Bruxelles – “Una discussione buona e aperta sulla situazione energetica e sulle implicazioni più ampie della fine del transito del gas russo attraverso l’Ucraina“. È quanto dichiarato, in uno scarno comunicato congiunto, dal premier slovacco Robert Fico e il commissario all’Energia Dan Jørgensen, al termine di un colloquio a Bruxelles tenutosi nella mattinata di oggi (9 gennaio).
Il tema sta diventando incandescente per Bratislava, che dipende fortemente dal metano a basso costo proveniente da Mosca. Ma, avendo Kiev rifiutato di rinnovare i contratti con Gazprom che ne prevedevano il transito sul territorio ucraino, quel gas non arriva più in Slovacchia. Al punto che il primo ministro populista e filorusso Robert Fico è giunto alle minacce nei confronti dell’Ucraina, in un’escalation delle tensioni tra i due Paesi che, almeno teoricamente, dovrebbero stare dalla stessa parte della barricata
Continuerà il dialogo, “sia a livello politico che tecnico”, tra il governo slovacco e l’esecutivo comunitario, si legge ancora nella nota, dove si specifica che si è “concordato di istituire un gruppo di lavoro ad alto livello” allo scopo di sviscerare la questione e “identificare le opzioni basate su una valutazione congiunta della situazione“.
Il colloquio tra Fico e Jørgensen era stato originariamente fissato per martedì scorso (7 gennaio) ma era poi stato cancellato all’ultimo minuto e rimandato ad oggi. Nel suo formato originale, era prevista la presenza anche di rappresentanti ucraini, per discutere in maniera più approfondita di eventuali soluzioni alternative al fine di garantire alla Slovacchia l’afflusso del gas necessario al suo fabbisogno energetico e di ricomporre lo scontro tra Bratislava e Kiev.
Come già annunciato dal premier a inizio mese, Bratislava starebbe valutando l’adozione di una serie di contromisure che rappresentano di fatto una ritorsione per la decisione di Kiev di sospendere il transito di gas dalla Federazione verso i Paesi dell’Europa centro-orientale (in primis Austria, Slovacchia e Ungheria) attraverso il proprio territorio.
Tra le opzioni sul tavolo di Fico ci sarebbero il taglio dei sussidi ai rifugiati ucraini presenti nello Stato mitteleuropeo, la fine delle esportazioni di energia elettrica a Kiev (le cui infrastrutture, sotto costante bombardamento da parte di Mosca, non sono in grado di soddisfare il fabbisogno del Paese che sta di conseguenza affrontando una severa crisi energetica), e il veto – parallelo a quello minacciato dal premier ungherese Viktor Orbán – sull’adesione dell’Ucraina al club a dodici stelle.
Il presidente ucraino Volodymyr Zelensky aveva anticipato in termini inequivocabili prima della fine del 2024 che, allo scadere naturale dei contratti di fornitura con Gazprom, il gigante statale russo del gas, non intendeva rinnovarli per non continuare a sovvenzionare la guerra di aggressione del Cremlino.
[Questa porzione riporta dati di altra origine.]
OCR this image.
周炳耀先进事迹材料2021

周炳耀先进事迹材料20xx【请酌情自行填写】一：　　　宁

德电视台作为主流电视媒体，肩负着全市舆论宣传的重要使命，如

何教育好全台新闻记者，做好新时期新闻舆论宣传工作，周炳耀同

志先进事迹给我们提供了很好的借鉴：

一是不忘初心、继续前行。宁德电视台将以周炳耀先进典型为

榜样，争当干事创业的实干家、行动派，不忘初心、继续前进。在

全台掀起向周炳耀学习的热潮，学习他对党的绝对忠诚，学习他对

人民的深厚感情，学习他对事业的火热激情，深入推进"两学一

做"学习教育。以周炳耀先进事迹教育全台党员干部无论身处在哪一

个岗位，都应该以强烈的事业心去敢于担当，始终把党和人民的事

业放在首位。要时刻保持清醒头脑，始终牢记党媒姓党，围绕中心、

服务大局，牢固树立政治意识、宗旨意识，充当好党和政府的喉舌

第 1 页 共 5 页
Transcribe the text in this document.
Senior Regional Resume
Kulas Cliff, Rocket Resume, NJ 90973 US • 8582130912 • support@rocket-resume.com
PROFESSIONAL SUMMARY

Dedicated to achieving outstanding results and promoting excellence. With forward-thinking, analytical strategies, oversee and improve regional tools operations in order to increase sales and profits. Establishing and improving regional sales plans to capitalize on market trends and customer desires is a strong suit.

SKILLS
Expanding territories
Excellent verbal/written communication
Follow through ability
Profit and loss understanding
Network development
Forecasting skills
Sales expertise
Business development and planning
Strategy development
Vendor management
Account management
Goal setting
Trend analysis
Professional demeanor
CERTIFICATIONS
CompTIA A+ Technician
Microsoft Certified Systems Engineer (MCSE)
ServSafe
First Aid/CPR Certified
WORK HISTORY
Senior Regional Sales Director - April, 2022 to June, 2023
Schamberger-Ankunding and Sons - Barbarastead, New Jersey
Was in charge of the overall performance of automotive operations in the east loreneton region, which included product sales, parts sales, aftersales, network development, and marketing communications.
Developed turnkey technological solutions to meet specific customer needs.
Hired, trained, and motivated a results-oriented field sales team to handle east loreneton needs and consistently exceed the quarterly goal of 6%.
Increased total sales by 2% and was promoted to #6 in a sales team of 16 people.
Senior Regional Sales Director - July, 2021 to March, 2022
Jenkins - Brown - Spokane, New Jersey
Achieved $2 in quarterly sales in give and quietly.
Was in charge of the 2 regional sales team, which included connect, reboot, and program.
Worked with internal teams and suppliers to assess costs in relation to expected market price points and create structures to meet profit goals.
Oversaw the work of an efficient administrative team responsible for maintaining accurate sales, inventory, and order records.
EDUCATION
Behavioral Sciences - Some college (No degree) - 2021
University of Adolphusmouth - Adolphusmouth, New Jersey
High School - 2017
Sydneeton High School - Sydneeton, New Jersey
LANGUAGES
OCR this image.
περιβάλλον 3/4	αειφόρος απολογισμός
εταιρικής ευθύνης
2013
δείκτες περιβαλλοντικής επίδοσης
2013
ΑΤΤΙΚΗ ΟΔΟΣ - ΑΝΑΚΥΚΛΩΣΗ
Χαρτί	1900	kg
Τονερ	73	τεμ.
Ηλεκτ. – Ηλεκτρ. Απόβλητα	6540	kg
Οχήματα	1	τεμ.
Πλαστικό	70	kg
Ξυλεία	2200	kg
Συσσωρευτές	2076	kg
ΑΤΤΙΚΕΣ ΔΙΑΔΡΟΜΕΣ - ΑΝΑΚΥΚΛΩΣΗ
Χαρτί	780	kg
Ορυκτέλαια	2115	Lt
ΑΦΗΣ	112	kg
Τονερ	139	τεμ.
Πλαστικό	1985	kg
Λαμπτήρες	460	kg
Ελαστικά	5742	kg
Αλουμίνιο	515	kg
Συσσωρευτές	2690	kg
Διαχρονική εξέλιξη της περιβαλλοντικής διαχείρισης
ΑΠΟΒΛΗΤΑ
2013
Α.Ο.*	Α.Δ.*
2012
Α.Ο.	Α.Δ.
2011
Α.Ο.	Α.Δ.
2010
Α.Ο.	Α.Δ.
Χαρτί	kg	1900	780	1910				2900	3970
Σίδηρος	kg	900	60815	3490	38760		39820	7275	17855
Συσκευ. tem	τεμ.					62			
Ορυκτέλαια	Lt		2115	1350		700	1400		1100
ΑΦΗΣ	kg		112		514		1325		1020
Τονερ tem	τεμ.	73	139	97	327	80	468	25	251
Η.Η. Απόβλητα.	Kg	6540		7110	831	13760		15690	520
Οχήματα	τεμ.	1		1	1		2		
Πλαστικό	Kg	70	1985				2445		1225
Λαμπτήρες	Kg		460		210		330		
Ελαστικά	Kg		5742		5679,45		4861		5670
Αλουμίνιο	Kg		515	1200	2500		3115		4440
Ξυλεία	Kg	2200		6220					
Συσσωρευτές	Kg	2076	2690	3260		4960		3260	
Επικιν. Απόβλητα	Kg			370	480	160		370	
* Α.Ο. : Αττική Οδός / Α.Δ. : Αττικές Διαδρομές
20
E così è stato: rubinetti chiusi dallo scorso primo gennaio.
A quel punto, Bratislava ha iniziato a fare la voce grossa minacciando “conseguenze”. Durante una conferenza stampa successiva al suo incontro con il commissario Ue all’Energia, Fico ha dichiarato che nel caso in cui l’Ucraina continui a ostacolare le importazioni di combustibili fossili russi “il governo slovacco introdurrà dure misure reciproche“, ventilando sanzioni politiche ed economiche contro un Paese candidato all’adesione.
Secondo il leader slovacco, ripetutamente criticato dai partner europei e dallo stesso Zelensky per la sua vicinanza con Vladimir Putin – al cui cospetto si è recato poco prima di Natale in un estremo tentativo di scongiurare lo stop al gas russo – “non possiamo ignorare” il fatto che “non esiste una legislazione o un sistema di sanzioni dell’Ue che impedisca all’Ucraina di continuare il transito del gas”, altrimenti si correrebbe il rischio di “aumentare le tensioni nell’Ue e nelle relazioni bilaterali” con Mosca.
Fico continua a sostenere che il suo Paese perderà fino a 500 milioni di euro l’anno in tasse di transito (che guadagnava pompando il gas russo verso Cechia e Ungheria). Ma da Bruxelles la Commissione fa sapere che la chiusura del gasdotto russo-ucraino non ha causato problemi all’approvvigionamento energetico dei Ventisette né ha comportato alcuna impennata dei prezzi.